The eagle warrior - in its capacity as a quick unit that needs to chase down archers and cavalry and avoid ranged fire - has more pierce armor, which does extra damage against monks, siege weapons, and cavalry. It is also highly resistant to conversion. However, it is vulnerable to other infantry. Although the eagle warrior has only 50 hit points, once you research the El Dorado unique technology, the Mayan eagles are whipped into fanaticism and gain an extra 40 hit points."Suddenly," says Street, "the Mayans have an infantry unit that can take on all but the mightiest horses and win. Eagle warriors cost 20 food and 50 gold (the inverse of the swordsman line), making them cheaper than cavalry but still a major drain on resources."

Mayan Strengths and Weaknesses

The Mayans are being designed as a civilization with considerable ranged firepower. They can purchase lots of cheap archers and support them with infantry. And to combat the inevitable cavalry that will try to swoop in for quick reprisals, the Mayans can muster their quick eagle warriors in return. Even better, Mayans get the halberdiers to fight paladins and heavy cavalry. They are also given the full archery upgrades to make their archers really good, as well as decent siege weapons, including siege rams and heavy scorpions but not the siege onager.

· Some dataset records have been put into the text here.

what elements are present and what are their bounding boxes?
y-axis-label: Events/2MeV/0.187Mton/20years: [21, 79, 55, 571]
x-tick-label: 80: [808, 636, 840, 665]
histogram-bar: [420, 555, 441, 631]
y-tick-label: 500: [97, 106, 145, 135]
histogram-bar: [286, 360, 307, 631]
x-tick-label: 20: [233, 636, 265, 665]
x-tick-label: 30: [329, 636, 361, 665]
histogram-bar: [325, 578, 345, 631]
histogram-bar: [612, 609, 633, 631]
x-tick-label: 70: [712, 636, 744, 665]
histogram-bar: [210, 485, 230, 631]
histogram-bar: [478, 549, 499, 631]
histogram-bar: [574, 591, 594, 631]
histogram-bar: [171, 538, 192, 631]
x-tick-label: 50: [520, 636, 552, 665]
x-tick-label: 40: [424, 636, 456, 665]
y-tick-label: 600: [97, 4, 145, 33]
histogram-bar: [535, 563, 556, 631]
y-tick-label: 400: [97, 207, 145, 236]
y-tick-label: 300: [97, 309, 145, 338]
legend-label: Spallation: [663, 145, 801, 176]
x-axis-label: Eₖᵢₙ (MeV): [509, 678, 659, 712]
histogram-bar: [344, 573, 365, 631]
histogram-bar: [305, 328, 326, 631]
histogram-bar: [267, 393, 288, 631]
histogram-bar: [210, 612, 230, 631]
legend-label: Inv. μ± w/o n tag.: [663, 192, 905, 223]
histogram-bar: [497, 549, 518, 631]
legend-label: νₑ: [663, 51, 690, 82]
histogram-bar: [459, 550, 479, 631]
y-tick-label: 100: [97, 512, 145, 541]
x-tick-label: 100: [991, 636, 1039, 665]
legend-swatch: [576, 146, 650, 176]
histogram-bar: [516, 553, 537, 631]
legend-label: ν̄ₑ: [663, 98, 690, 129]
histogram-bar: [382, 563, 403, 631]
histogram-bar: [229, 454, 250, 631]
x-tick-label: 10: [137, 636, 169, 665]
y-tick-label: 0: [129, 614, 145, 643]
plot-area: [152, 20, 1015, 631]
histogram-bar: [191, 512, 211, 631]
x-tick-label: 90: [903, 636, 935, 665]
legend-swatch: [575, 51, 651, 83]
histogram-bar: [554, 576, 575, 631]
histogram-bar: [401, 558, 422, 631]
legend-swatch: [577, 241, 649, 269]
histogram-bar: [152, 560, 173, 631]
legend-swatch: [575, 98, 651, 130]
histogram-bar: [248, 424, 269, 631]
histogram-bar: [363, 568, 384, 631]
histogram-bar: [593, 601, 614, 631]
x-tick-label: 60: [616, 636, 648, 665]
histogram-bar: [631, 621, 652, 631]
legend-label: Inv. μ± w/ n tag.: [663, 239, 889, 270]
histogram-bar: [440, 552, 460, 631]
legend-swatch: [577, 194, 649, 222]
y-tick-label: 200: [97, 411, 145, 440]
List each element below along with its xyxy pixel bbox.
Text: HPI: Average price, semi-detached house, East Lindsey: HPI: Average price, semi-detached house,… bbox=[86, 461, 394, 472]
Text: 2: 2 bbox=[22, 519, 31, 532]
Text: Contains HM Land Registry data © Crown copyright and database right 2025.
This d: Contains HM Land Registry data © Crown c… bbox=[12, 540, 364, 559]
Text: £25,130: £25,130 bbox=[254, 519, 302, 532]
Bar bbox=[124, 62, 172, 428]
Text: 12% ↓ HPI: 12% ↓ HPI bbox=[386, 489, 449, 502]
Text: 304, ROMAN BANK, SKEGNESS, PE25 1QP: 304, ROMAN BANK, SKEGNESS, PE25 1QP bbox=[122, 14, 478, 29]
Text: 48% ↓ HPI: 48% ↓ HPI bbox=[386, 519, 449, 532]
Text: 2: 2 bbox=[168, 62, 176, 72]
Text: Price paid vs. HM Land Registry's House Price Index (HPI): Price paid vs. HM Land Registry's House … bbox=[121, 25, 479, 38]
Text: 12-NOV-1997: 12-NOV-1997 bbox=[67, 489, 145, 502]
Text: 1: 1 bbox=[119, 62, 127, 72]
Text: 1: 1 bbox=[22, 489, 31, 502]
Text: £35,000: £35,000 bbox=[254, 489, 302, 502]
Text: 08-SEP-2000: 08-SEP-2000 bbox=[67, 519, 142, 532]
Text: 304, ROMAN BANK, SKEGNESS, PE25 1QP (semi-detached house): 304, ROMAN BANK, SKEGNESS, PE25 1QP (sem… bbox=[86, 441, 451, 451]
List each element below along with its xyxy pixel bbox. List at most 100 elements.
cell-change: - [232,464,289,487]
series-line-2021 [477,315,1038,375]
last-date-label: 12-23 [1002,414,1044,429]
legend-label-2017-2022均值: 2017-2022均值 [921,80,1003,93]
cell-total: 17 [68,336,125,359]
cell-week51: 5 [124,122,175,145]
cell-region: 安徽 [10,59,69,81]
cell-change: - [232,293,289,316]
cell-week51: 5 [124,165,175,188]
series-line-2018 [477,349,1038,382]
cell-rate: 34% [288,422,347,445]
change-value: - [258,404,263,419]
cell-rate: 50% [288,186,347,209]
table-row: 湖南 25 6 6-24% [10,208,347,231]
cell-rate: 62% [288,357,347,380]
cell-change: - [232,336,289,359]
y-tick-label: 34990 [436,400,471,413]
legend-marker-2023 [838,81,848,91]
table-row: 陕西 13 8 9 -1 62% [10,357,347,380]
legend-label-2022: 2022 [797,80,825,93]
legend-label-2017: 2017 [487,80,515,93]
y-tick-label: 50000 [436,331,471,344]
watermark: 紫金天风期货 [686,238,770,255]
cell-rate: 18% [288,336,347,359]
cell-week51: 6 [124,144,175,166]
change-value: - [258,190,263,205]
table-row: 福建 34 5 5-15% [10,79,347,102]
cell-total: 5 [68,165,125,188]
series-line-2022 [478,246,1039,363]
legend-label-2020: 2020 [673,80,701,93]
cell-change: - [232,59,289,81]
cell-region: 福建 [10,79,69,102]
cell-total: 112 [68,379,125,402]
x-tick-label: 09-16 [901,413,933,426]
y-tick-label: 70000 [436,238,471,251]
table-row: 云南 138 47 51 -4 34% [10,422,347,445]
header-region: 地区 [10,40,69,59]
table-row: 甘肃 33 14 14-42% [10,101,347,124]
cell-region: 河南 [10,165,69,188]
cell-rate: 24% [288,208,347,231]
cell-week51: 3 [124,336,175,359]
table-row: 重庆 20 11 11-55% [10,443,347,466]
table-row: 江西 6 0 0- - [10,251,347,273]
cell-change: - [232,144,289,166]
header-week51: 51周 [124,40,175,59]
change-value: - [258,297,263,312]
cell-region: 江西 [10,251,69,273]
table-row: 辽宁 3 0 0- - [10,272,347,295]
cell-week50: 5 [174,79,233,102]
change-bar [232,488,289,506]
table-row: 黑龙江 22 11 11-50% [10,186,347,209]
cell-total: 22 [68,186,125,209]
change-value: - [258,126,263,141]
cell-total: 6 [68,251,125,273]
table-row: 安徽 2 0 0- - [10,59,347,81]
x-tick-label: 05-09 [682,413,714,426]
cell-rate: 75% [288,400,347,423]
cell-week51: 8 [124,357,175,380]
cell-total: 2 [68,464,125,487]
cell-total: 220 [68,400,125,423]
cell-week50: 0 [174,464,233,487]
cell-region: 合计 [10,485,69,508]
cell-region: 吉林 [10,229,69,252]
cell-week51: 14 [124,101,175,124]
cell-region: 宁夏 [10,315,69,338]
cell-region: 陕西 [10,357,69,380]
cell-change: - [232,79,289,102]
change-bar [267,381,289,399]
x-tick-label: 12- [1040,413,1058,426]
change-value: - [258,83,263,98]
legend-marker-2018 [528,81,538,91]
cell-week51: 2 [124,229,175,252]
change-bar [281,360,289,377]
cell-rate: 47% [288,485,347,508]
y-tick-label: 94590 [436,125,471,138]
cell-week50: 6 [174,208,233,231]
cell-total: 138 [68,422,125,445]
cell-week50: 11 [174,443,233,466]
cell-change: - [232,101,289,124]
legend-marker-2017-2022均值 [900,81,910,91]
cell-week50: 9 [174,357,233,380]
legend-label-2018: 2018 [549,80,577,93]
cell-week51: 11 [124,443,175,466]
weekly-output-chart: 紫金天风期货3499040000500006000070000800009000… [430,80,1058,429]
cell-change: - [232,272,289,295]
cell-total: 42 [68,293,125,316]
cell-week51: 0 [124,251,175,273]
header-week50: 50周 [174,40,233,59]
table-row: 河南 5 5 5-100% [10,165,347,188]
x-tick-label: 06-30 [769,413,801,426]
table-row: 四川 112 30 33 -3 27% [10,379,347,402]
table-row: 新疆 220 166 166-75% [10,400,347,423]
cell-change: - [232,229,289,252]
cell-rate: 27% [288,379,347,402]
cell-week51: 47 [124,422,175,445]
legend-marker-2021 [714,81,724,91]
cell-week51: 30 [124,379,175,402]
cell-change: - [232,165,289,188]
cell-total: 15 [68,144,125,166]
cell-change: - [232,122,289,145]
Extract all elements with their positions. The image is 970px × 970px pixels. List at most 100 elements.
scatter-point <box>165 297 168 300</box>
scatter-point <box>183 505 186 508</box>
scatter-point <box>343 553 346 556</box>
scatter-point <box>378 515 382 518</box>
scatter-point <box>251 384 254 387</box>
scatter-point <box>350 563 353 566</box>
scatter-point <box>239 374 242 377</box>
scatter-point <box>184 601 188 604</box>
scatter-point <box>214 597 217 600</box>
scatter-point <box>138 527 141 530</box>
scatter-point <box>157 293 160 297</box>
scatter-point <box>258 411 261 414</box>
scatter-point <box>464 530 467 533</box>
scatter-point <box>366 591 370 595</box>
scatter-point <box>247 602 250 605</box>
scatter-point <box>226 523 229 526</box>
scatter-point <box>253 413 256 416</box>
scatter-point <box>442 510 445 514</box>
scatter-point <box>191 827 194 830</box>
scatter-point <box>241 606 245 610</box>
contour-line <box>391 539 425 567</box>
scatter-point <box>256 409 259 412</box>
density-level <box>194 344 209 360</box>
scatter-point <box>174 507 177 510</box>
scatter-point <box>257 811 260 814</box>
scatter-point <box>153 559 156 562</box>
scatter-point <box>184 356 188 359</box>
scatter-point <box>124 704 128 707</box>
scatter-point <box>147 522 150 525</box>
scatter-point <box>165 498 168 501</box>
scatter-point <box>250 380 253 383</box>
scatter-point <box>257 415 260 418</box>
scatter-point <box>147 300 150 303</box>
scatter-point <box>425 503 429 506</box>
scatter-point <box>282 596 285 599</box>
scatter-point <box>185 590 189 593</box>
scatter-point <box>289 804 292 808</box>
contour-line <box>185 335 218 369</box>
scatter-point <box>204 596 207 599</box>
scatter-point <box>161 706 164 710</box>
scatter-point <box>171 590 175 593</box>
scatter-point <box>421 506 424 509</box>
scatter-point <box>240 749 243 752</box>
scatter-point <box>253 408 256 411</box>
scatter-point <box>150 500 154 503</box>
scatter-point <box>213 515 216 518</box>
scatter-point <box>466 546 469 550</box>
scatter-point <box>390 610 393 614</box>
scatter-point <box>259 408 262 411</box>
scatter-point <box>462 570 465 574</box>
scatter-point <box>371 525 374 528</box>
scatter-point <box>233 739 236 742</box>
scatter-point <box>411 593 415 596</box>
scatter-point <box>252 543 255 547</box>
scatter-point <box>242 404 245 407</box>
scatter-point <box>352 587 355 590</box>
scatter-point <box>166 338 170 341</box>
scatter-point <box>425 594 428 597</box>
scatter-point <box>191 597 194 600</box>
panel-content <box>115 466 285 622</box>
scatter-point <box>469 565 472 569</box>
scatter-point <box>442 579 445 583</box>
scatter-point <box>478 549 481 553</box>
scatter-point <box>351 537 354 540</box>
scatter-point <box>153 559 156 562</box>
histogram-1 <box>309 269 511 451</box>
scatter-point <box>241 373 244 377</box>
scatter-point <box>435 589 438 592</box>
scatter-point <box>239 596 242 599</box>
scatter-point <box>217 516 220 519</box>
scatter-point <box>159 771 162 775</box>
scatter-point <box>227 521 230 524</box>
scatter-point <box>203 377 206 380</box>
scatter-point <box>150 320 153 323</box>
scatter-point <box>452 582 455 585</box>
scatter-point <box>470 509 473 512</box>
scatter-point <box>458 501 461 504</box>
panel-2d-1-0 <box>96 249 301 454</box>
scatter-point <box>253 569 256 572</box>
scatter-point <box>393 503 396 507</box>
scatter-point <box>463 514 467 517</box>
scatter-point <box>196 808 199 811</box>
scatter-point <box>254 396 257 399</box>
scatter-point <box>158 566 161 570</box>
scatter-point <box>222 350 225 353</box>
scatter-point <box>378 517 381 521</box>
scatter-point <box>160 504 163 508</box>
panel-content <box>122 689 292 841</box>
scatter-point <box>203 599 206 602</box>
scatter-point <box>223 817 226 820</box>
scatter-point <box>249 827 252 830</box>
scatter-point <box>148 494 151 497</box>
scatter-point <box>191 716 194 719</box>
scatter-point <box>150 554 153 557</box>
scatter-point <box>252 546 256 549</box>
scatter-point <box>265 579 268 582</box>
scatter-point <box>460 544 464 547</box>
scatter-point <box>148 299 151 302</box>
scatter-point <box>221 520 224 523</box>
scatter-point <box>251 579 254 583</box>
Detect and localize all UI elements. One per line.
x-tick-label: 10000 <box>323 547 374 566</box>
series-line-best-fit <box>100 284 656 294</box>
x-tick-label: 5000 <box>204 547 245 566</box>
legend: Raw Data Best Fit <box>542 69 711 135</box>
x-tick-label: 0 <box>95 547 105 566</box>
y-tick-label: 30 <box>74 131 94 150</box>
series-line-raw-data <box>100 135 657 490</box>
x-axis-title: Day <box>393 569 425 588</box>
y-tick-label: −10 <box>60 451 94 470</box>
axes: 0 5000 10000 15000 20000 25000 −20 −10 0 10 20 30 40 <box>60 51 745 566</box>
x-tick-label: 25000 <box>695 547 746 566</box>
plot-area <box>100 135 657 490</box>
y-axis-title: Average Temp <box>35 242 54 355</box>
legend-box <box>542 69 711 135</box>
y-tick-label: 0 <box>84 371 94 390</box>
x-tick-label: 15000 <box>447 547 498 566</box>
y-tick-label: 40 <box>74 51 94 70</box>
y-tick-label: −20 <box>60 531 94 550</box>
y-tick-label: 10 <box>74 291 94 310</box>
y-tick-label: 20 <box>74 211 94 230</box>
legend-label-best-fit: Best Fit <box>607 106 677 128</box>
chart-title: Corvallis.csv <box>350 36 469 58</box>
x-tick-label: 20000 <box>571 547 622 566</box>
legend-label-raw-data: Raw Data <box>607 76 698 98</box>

Their economy is advanced, and they have all tech advances for resource gathering except for gold shaft mining. The Mayans have many technologies, a good range of monk abilities, and a well-rounded navy. In addition, they are good on defense with their cheap walls and all defensive structures but the bombard tower. In fact, they also have all university upgrades except for gunpowder. Thus, the Mayans are well equipped for a variety of strategies, although they must rely on their strength, which lies in the archery range.

On the downside, the Mayans of course lose the benefits of cavalry. Although the eagle warriors largely make up for this lack, the Mayans still don't get the powerful paladin or the quickness and shock power afforded them by the full complement of cavalry. And they do not get the champion super-infantry. Also, they lack gunpowder units, so they do not have the ultimate siege weapons in the Imperial Age.

The Mayans, as well as the Aztecs, represent a new breed of opponent in Age II: The Conquerors, and they come with some intriguing abilities that will undoubtedly make them favorites to play when the expansion comes out. Ensemble is clearly trying to make them play differently from other civilizations and giving them good bonuses to cancel out certain weaknesses. We'll leave with this last comment from Greg Street, who says of the Mayans:

"War is often most cruel and terrifying when markedly different cultures collide. The native population of South and Central America were shaken by the appearance of conquistadors wearing armor, wielding steel weapons, riding horses, employing war dogs, and using firearms. The blood sacrifices, rituals, and fanaticism of the Americans unsettled the Spanish, in turn. The Mayans proved very tough opponents when whipped into battle frenzy in defense of their hidden wealth."

With their range of special abilities, the Mayans should prove more resilient than the real-life Mayans and repeal the Spanish conquest of the New World.